Data acquisition in workable forms means digitization of reality. And the conversions of quantitative and qualitative real-time information into numerics. This data is collected in real-time and a dedicated supervisory body is needed for its functions. The acquisition of data requires specialized sensors for every kind of data. For instance, strain is detected with gauges and temperature is sensed by thermal sensors. This real-time collection of real-life data can prove to be a gamechanger for medium to large institutions.
If a proper data acquisition (DAQ) system can be established certain routine and improvised tasks can be automated. For example, if a critically important cold room experiences a rise in its temperature a real-time DAQ system can detect and act upon the inconvenience. This article will discuss the relevance of a DAQ system in an institutional setting and guide the reader about the relevant concepts and components of a DAQ system.
Components of a DAQ system
In a DAQ system armed for recording multiple genres of data, different families of transducers are to be deployed. In-house DAQ is concerned with recording data like temperature, strain, speed, pressure and acceleration etc. these things are monitored by sensors like accelerometers, thermometers and strain gauges.
Sensors are chosen based on various factors related to the setting and environment. Like all other sensors, these sensors also need calibration and repeated reliability tests.
Signal conditioning circuits
The data collected by sensors can not be sent to the analogue to digital converter directly. Some signals might require filtration and conditioning. These signal conditioning systems can be a part of transducers or the ADC. The very role of these systems is to make the collected data error-free, calibrated and worthy of analysis. For instance, a calorimeter might need calibration and auto zero of all noises. A condenser microphone might require circuit noise cancellation.

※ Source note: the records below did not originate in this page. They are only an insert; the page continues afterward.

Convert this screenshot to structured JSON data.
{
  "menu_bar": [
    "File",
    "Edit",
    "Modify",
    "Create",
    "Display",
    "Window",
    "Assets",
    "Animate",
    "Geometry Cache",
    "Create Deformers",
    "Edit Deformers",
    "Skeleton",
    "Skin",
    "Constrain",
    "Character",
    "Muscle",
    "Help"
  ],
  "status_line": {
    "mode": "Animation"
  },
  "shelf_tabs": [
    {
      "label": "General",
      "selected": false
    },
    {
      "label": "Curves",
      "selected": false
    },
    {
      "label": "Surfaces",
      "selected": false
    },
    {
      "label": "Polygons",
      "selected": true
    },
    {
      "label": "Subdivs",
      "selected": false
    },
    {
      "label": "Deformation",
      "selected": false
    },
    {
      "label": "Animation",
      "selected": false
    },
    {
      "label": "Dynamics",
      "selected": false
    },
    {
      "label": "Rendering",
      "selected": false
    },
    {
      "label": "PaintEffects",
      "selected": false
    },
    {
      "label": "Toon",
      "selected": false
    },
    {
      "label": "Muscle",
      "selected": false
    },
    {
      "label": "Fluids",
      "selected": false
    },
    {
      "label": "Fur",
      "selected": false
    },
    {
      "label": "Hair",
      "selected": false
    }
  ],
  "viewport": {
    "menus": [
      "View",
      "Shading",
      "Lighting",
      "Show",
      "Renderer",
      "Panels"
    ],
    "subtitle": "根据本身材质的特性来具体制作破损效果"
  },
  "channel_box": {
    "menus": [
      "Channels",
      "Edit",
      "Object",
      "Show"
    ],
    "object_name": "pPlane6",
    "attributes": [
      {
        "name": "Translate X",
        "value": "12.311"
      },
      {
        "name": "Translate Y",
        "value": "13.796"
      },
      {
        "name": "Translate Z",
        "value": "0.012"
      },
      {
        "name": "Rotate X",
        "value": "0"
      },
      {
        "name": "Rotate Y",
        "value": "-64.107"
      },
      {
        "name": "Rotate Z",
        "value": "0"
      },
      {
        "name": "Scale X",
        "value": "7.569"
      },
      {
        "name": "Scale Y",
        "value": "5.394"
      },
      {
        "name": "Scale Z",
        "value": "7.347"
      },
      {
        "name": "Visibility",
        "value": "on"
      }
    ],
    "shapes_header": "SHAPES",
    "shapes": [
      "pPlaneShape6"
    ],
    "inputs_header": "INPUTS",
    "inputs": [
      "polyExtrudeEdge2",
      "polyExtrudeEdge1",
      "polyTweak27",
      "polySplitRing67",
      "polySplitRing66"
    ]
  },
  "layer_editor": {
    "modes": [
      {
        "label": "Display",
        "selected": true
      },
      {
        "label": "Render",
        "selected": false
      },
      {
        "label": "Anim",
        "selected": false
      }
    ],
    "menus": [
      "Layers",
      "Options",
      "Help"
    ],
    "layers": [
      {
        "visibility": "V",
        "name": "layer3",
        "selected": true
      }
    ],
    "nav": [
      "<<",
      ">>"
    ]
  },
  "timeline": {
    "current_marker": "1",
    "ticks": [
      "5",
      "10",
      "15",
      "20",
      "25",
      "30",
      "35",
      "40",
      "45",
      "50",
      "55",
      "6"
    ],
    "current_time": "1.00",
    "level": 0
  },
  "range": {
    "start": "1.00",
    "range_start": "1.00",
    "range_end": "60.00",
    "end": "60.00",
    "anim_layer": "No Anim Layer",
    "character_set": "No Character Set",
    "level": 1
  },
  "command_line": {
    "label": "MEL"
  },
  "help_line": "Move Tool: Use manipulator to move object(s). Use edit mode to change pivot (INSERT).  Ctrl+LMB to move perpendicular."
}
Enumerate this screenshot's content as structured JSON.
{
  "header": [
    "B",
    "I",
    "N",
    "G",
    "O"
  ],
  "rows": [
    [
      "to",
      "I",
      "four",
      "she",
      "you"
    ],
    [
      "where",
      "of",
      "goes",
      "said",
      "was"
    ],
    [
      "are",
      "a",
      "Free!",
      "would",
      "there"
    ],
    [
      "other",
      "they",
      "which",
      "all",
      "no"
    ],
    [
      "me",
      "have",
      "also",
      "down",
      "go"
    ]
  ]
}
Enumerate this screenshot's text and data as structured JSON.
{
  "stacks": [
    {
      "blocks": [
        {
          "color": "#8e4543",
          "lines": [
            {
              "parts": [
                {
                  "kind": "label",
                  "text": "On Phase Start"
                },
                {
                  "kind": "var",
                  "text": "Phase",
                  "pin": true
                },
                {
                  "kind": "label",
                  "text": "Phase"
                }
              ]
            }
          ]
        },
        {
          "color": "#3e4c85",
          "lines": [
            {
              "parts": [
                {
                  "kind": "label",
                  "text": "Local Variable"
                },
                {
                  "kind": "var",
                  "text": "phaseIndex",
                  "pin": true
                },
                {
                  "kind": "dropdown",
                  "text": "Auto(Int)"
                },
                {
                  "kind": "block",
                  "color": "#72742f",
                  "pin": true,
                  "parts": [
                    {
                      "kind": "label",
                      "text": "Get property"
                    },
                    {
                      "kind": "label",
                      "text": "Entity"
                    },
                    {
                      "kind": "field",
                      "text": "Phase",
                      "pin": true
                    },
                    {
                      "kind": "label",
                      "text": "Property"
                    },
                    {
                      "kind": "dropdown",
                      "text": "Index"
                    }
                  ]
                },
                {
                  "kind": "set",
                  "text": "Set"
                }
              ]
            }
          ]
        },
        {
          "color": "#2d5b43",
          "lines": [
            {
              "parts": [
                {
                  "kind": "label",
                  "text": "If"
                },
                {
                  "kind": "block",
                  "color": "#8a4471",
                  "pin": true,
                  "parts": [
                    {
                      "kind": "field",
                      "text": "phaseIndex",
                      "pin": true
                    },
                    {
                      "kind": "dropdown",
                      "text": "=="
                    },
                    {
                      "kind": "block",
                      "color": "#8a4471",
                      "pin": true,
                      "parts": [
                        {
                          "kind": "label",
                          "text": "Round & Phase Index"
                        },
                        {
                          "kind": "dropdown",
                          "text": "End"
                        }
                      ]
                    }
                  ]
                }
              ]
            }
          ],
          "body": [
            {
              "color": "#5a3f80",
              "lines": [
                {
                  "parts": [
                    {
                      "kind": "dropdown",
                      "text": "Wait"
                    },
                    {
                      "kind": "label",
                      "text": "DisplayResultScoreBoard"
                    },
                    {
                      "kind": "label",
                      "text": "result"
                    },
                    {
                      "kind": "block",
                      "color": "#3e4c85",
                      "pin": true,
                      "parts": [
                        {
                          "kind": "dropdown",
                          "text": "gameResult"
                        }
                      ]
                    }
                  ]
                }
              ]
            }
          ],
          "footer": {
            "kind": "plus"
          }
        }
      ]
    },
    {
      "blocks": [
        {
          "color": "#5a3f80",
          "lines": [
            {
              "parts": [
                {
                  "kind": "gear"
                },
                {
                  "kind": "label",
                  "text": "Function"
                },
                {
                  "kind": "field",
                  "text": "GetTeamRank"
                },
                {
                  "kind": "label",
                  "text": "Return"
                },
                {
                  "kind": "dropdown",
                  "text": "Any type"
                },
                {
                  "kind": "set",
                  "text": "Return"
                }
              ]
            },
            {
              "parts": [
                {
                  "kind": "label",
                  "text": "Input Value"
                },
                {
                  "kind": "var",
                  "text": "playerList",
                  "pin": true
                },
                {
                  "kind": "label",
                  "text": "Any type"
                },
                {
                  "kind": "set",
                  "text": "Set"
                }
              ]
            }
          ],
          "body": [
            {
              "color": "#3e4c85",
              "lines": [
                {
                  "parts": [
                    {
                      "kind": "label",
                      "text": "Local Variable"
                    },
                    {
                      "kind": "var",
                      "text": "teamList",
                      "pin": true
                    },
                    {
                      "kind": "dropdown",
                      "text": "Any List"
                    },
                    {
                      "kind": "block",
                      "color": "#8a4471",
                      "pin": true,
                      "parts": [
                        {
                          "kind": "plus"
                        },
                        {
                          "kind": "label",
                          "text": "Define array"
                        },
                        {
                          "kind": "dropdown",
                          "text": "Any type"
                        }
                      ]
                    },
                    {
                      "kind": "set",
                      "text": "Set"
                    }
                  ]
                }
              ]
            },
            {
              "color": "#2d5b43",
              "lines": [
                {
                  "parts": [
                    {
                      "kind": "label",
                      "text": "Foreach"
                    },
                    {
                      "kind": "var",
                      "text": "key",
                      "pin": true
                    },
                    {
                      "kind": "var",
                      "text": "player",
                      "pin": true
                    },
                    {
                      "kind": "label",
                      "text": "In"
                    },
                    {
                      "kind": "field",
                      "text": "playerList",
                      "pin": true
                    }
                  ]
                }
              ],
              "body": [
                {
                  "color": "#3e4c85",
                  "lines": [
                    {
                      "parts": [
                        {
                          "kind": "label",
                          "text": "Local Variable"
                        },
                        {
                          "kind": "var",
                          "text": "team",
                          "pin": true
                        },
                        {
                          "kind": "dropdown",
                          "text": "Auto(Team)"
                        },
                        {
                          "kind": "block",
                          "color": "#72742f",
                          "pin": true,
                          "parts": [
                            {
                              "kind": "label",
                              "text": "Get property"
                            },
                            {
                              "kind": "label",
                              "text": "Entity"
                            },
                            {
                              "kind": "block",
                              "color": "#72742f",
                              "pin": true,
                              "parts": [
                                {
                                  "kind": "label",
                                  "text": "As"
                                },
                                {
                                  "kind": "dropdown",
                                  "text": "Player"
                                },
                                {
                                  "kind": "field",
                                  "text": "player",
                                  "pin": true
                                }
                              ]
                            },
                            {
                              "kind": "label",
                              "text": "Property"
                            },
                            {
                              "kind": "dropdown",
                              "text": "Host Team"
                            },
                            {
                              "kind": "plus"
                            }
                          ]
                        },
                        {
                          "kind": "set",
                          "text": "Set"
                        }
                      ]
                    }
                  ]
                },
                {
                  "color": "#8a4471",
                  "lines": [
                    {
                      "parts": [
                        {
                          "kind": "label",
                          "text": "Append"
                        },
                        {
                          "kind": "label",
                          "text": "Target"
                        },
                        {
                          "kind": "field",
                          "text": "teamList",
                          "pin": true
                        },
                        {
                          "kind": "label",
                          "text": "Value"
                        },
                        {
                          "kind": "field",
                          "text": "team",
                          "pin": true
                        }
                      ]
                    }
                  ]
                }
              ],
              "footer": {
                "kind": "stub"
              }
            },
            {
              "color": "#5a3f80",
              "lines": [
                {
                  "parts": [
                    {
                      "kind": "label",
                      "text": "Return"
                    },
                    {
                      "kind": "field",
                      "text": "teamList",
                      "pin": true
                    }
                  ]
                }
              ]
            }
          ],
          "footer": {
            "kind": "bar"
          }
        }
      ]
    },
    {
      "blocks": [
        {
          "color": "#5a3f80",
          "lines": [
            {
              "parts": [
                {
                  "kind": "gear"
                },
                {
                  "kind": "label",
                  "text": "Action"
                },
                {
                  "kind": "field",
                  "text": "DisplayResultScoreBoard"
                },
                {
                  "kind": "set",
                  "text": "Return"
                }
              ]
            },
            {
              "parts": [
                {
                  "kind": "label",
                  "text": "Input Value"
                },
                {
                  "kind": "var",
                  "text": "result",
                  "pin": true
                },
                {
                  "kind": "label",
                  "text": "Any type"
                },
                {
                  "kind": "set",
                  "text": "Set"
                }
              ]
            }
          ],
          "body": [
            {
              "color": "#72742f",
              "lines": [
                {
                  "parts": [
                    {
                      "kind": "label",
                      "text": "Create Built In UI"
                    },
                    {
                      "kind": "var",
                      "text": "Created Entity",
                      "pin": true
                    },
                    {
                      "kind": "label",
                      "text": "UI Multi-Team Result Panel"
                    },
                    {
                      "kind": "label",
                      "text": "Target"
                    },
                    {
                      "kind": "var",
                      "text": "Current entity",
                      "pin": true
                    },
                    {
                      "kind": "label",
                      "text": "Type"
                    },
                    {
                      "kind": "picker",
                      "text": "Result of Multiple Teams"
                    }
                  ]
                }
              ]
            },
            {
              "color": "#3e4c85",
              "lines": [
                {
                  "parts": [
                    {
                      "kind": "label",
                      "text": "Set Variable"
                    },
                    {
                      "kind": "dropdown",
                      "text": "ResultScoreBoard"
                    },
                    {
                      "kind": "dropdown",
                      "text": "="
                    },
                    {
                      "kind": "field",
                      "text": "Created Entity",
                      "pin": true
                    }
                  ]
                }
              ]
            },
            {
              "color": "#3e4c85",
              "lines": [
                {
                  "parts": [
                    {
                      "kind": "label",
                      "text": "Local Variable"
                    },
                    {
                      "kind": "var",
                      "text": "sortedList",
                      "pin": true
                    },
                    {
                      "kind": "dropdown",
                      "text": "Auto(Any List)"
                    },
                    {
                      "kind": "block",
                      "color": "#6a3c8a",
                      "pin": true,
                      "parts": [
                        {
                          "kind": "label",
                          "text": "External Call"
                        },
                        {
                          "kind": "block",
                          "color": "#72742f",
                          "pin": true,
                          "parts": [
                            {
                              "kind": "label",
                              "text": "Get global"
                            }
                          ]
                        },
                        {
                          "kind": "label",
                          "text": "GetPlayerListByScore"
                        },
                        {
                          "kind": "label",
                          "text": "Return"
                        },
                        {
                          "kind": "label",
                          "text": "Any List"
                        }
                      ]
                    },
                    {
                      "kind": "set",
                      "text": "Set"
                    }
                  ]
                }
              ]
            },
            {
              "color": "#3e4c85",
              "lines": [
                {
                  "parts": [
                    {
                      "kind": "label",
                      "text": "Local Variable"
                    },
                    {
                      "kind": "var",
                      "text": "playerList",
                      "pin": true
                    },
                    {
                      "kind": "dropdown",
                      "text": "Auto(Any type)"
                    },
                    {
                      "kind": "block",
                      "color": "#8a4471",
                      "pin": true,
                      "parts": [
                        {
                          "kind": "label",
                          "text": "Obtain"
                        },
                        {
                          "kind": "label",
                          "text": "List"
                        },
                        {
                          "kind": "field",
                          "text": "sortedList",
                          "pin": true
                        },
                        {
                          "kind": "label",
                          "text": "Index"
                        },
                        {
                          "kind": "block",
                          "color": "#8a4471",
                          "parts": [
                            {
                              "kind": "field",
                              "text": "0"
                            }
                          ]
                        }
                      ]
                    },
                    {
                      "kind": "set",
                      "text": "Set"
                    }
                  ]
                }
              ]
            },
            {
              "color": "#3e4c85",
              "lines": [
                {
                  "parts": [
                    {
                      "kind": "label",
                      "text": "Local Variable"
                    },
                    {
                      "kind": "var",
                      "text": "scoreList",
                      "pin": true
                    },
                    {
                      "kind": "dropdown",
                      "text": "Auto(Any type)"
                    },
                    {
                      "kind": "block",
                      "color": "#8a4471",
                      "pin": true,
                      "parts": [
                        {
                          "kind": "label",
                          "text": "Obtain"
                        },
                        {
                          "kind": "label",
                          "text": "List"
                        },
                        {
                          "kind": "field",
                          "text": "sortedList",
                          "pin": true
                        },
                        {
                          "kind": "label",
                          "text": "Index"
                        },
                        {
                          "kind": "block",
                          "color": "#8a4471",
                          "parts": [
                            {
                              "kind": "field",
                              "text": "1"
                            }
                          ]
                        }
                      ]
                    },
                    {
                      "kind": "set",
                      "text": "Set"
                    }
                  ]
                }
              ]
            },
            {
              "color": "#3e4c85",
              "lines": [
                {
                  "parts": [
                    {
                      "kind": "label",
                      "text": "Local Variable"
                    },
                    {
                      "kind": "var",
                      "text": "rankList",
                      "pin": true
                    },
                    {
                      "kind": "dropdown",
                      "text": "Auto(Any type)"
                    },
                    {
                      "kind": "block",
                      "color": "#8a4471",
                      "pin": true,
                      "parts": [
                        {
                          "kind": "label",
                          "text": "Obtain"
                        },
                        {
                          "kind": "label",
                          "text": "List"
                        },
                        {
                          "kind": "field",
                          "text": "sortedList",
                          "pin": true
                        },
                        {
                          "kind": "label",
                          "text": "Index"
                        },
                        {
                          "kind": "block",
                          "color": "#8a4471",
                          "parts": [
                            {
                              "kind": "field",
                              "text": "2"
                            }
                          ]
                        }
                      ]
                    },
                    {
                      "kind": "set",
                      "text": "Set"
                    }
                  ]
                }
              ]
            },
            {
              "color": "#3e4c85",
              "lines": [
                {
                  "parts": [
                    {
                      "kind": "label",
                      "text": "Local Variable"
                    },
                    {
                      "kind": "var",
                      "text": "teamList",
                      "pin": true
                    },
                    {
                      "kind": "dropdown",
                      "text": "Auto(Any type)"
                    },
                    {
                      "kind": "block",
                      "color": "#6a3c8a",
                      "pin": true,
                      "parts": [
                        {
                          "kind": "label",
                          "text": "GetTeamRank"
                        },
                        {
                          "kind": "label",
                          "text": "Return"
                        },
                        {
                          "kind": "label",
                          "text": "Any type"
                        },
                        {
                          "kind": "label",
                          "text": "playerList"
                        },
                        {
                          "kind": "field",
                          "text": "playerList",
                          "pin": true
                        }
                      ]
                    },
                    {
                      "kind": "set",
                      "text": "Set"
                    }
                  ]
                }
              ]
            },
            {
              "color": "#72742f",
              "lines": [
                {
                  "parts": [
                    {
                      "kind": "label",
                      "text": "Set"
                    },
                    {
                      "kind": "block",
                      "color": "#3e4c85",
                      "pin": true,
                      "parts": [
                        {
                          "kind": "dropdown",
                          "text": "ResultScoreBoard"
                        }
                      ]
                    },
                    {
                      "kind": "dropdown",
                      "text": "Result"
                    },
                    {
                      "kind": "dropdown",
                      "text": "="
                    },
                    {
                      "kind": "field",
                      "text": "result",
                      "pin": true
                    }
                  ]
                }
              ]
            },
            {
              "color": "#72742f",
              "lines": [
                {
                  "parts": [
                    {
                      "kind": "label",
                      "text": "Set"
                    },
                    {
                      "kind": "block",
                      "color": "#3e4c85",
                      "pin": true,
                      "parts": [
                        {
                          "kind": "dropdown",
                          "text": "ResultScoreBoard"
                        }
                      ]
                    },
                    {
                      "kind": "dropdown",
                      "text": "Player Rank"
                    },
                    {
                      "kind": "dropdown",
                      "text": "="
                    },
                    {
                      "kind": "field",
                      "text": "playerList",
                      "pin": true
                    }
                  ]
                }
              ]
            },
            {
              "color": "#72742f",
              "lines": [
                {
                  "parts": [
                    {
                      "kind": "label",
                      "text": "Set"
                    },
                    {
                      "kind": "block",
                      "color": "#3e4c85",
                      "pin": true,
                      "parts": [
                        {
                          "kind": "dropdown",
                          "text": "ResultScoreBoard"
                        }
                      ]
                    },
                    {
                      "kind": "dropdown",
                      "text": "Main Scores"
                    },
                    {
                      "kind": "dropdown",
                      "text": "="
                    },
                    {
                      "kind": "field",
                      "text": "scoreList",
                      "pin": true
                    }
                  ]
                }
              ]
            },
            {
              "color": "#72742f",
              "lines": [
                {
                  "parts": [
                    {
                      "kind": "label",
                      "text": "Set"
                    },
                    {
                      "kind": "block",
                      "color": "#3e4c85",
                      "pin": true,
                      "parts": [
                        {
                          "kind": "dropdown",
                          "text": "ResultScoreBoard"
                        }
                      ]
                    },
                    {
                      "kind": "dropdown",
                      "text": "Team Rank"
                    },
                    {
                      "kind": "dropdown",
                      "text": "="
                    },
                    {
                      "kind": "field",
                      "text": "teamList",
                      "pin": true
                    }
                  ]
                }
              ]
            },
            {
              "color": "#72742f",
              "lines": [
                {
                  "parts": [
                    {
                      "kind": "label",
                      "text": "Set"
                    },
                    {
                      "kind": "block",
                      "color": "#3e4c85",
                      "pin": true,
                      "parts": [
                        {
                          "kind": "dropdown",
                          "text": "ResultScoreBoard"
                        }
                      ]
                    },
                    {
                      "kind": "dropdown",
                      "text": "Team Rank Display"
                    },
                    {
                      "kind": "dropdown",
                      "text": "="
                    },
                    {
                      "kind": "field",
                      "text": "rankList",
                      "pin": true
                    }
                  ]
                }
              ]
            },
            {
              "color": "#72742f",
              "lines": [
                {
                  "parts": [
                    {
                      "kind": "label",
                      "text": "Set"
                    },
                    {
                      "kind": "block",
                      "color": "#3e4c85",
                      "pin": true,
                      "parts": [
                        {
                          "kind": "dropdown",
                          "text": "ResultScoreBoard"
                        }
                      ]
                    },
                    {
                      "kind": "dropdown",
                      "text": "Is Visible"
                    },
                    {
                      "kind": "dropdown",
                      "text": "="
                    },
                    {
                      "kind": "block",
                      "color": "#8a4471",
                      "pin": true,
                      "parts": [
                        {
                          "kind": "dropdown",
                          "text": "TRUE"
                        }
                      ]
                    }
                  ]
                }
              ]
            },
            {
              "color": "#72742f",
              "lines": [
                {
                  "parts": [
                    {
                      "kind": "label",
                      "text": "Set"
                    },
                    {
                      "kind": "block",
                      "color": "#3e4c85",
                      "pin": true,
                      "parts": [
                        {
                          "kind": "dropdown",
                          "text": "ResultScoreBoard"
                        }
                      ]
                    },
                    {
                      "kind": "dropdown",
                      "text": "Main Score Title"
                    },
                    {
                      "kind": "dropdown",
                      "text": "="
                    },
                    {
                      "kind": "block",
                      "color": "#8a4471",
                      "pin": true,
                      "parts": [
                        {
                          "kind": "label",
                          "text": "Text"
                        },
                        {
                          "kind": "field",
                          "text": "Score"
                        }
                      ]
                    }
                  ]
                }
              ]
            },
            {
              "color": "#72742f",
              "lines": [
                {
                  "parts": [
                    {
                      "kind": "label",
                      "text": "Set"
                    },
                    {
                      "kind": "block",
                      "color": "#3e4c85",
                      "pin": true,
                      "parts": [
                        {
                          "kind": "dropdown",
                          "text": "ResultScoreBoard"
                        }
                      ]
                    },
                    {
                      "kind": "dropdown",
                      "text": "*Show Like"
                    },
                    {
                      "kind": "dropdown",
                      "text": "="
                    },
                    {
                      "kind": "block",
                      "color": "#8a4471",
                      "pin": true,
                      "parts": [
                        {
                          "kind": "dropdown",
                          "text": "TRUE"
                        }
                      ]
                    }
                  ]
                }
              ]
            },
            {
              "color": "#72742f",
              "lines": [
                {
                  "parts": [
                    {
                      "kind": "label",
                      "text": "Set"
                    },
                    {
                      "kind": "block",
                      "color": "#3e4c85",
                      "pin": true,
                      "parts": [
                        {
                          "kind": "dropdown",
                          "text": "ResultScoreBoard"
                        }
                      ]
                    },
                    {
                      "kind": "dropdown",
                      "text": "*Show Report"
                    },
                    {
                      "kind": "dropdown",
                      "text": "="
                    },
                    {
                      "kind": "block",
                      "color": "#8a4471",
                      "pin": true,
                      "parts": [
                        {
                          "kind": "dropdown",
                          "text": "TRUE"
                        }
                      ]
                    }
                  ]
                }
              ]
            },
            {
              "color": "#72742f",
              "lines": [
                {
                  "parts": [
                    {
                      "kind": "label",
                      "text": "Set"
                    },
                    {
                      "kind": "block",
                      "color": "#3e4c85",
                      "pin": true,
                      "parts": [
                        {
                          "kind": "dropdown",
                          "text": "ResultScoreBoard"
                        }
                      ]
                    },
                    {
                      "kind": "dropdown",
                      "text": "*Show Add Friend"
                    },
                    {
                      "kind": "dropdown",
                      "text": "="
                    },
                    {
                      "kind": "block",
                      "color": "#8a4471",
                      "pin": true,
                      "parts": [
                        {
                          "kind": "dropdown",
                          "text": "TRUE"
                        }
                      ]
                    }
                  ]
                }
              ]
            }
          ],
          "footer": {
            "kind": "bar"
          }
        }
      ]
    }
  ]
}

And a strain gauge might need calibration and excitation.
The analogue to the digital conversion system
The sole purpose of this unit is to translate analogue signals into digital visualizable data. The raw data is taken in this unit and converted into readable signals by the processor. The resolution of these ADCS is measured by the number of bits they demonstrate ( 16bit, 18 bit etc). The higher the number, the higher the resolution. Essentially they are measured on a stick with marked ticks. The ticks with centimetres signify lower resolution than that of the ones with ticks in millimetres.
The benefits of a Data Acquisition system
- Improvement of processes and operations are the direct blessing of a DAQ system. The real-time collection of real-life data helps in bringing in the promise of efficiency. It is needless to say with the empowerment of overwhelming amounts of data it is also possible to predict upcoming ordeals and their prevention.
- Data management and storage costs are also reduced by the implementation of a DAQ system. The data collected by such systems are automated and for processing arrangement of data is also automatically performed. Thus human labour in this regard is redundant.
- Data security is also improved due to the elimination of human factors from the equation.
- Quick troubleshooting is also possible if a DAQ is online and functioning as it should. Due to the real-time collection of real-life data, following automated processing, the action time after a prescription is out is significantly low. Thus the problems are resolved at a remarkable pace if a DAQ is working properly. This saves time and helps the different divisions to work properly without unwanted delays.
- Data redundancy can be completely eradicated with the help of a functional DAQ system. The huge amounts of real-life data an institute or organization generates can not be handled by human effort alone. The presence of a parallel automated data analysis and DAQ system reduces the chances of data redundancy, and most of the data is utilized for the benefit of the company.
The DAQ systems are the future in-house monitoring systems that are mostly taken care of by human staff and labourers. That implementation will create human-resource-related problems, especially in a densely populated country like ours. But the implications are lucrative. This implementation of DAQ systems in organizations will mean more profit, as it saves time and reduces the need for human intervention. The future will most likely witness more data-dependent organizations, trying to become more and more efficient by massive utilization of data.